NBC Sports hockey analyst Pierre McGuire during an Islanders-Penguins game...

NBC Sports hockey analyst Pierre McGuire during an Islanders-Penguins game on April 14, 2019. Credit: NBC Sports

The last time NBC was not a national TV partner for the NHL, the Islanders’ leading scorers were Trent Hunter and Oleg Kvasha, the Rangers’ coach for most of the season was Glen Sather, and Alexis Lafreniere was 2 years old.

That was in 2003-04. But so it will be again when this season ends, after NBC dropped out of the bidding for part of the league’s new seven-year television package, Sports Business Journal reported on Monday.

SBJ also reported Turner Sports will land the portion of the TV deal NBC had been among the candidates for, including the Stanley Cup Finals in 2023, ’25 and ’27, at up to $225 million per year.
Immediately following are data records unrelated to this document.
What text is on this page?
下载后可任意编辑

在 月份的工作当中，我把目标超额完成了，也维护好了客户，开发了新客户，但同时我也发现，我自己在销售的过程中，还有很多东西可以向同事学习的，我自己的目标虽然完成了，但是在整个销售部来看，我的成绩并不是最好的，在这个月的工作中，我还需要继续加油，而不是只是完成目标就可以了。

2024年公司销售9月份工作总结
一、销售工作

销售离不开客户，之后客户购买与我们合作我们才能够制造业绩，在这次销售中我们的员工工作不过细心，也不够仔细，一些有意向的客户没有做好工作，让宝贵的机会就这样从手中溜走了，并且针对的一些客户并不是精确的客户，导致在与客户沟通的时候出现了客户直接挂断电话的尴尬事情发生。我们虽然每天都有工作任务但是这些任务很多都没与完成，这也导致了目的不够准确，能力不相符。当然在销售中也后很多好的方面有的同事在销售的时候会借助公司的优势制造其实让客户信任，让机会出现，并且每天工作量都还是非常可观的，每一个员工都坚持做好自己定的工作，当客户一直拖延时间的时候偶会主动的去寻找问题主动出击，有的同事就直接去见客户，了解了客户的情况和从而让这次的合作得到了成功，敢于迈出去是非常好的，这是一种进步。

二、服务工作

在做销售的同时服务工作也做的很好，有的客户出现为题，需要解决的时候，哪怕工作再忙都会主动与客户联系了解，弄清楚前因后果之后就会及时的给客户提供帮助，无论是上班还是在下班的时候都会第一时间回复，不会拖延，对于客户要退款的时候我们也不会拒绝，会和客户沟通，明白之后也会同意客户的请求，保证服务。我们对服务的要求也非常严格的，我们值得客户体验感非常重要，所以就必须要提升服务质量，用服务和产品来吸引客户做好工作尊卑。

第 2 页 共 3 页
An official announcement is expected this week.

Fox widely had been expected to be a possibility, too.

ESPN last month secured the more extensive piece of the NHL’s new rights package, a deal that will place four Finals on ABC from 2022 through 2028 and put many games on the ESPN+ streaming service.

That left the other three Finals over those seven years to a second media outlet.

NBC is phasing out NBCSN, its sports cable arm and the primary home for its hockey coverage, at the end of this year and likely would have shifted many of its games to its own streaming service, Peacock, in any new deal.

NBC declined to comment on the matter. It has carried the NHL since 2005-06 – after a lockout erased the entire 2004-05 season – and was paying about $200 million a season under its current 10-year contract.

Hockey for decades had been a national TV afterthought compared to football, basketball and baseball when NBC began carrying it, and in the decade-and-a-half since the network has helped the sport grow and innovate.

That includes creating the New Year’s Day "Winter Classic," the widely copied "Inside the Glass" analyst position, coverage of every playoff game and significant ratings growth.

Mike "Doc" Emrick, who retired before this season, was the network’s lead play-by-play man and is on a streak of seven consecutive Sports Emmys.

NBC has not said who it will use to call the Cup Final, although Kenny Albert long has called whichever conference final Emrick does not.

ESPN has not yet made any announcements about its plans for hockey announcers. If Turner signs on to the hockey deal, the NBA and NHL will share the same two national TV partners.